Antisemitismus ist nicht erst seit dem 7 Oktober 2023 ein Problem. Seit diesem Datum zeigt sich allerdings seine hässliche Fratze in unverschämter, schamloser Gestalt in aller Öffentlichkeit. Schockierend ist dabei nicht nur der brutale Überfall der Hamas auf Israel. Schockierend ist ebenfalls die Bereitwilligkeit mit der antisemitische Positionen in vermeintlich liberalen, gesellschaftlichen Gruppierungen unreflektiert und unhinterfragt reproduziert werden. Antisemitismus muss daher als Problem betrachtet werden, das sich in der Breite der Gesellschaft verortet ist. Dementsprecheden gibt es kein gesellschaftliches und kulturelles Feld, in dem nicht antisemitische Perspektiven, Positionen und Vorstellungen existieren, aufgegriffen und reproduziertewerden können. Als Kunst- und Kulturverein, der einen Schwerpunkt auf das Genre Comics legt, richten wir daher 2025 eine Vortragsreihe aus, die sich mit Antisemitismus beschäftigt. Die Vorträge liegen an der Schnittstelle zwischen wissenschaftlichen und an ein breiteres Publikum gerichtetes Vorträge.

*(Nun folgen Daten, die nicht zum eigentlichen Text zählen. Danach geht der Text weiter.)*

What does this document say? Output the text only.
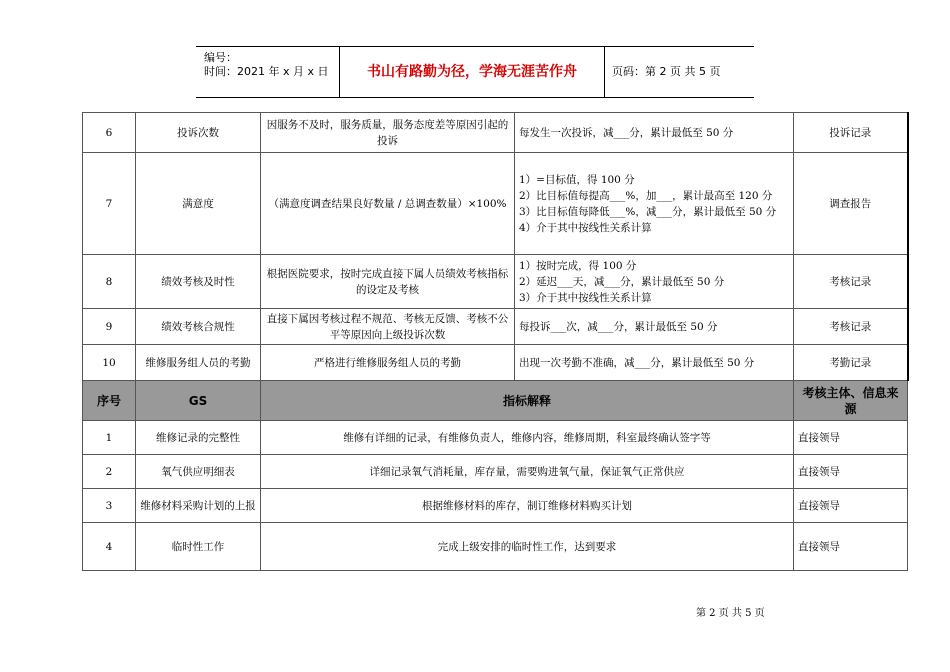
编号：
时间：2021 年 x 月 x 日	书山有路勤为径，学海无涯苦作舟	页码：第 2 页 共 5 页
6	投诉次数	因服务不及时，服务质量，服务态度差等原因引起的投诉	每发生一次投诉，减___分，累计最低至 50 分	投诉记录
7	满意度	（满意度调查结果良好数量 / 总调查数量）×100%	1）=目标值，得 100 分
2）比目标值每提高___%，加___，累计最高至 120 分
3）比目标值每降低___%，减___分，累计最低至 50 分
4）介于其中按线性关系计算	调查报告
8	绩效考核及时性	根据医院要求，按时完成直接下属人员绩效考核指标的设定及考核	1）按时完成，得 100 分
2）延迟___天，减___分，累计最低至 50 分
3）介于其中按线性关系计算	考核记录
9	绩效考核合规性	直接下属因考核过程不规范、考核无反馈、考核不公平等原因向上级投诉次数	每投诉___次，减___分，累计最低至 50 分	考核记录
10	维修服务组人员的考勤	严格进行维修服务组人员的考勤	出现一次考勤不准确，减___分，累计最低至 50 分	考勤记录
序号	GS	指标解释		考核主体、信息来源
1	维修记录的完整性	维修有详细的记录，有维修负责人，维修内容，维修周期，科室最终确认签字等		直接领导
2	氧气供应明细表	详细记录氧气消耗量，库存量，需要购进氧气量，保证氧气正常供应		直接领导
3	维修材料采购计划的上报	根据维修材料的库存，制订维修材料购买计划		直接领导
4	临时性工作	完成上级安排的临时性工作，达到要求		直接领导
第 2 页 共 5 页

Martin Frenzel (Darmstadt): Zukunft braucht Erinnerung: Judenhass, Shoah und Israel im Comic. Von Rosenthal, Calvo, Bernard Krigstein über Michel Kichka, Guy Delisle, Sarah Glidden, Joann Sfar bis "Jerusalem" und "Tel Israel": Der Vortrag widmet sich dem Dreiklang aus Vergangenheit, Gegenwart und Zukunft und zeigt, wie gut sich der Comic als Träger aktiver, demokratischer Erinnerungskultur des ‚Nie wieder‘ eignet. Ganz im Sinne Michel Friedmans: „Judenhass ist Menschenhass“. Die Brücke in die Gegenwart schlagen in Zeiten stark anwachsenden, hemmungslosen Judenhasses in Europa und gerade auch im Land der Täter, Deutschland. Etwa die Werke des aus einer Holocaust-Überlebenden-Familie stammenden belgisch-israelischen Zeichners Michel Kichka mit „Zweite Generation. Was ich meinem Vater nie gesagt habe“ und seinen beiden gelungenen Israel-Comic-Erzählungen „Falafel Sauce Piquante“ und „Das andere Jerusalem“, die vor allem eins zeigen: Die Vielfalt und den Facettenreichtum der einzigen Demokratie des Nahens Ostens, Israel. Es genügt nicht, nur Joe Sacco zu lesen, um Israels bunte Vielfalt und die Lage in Nahost zu verstehen. Inzwischen gibt es in Frankreich auch eine im September 2024 erschienene, grafisch aber bis auf Kichka eher wenig überzeugende Comic-Anthologie zum tiefen Trauma des Hamas-Massakers des 7.Oktobers 2023 „Au coeurs du 7 octobre“ (dt. Mitten ins Herz des 7. Oktobers), bei dem die islamistische Terroristen nahezu 1.200 Menschen – Männer, Frauen, Kinder, Babys – ermordeten, verbrannten, vergewaltigten, Geißeln nahmen, zu Tode folterten. Dies war der größte Massenmord an Jüdinnen und Juden seit der Shoah. Ein deutscher Comic-Sammelband fällt hingegen durch einen eher diffusen Blickwinkel auf: Er stellt die eher ich-bezogene Frage Wie geht es Dir? Eine solidarisch-empathisch Frage jedoch hätte lauten sollen: „Wie geht es den Opfern des 7. Oktobers und ihren Angehörigen?“.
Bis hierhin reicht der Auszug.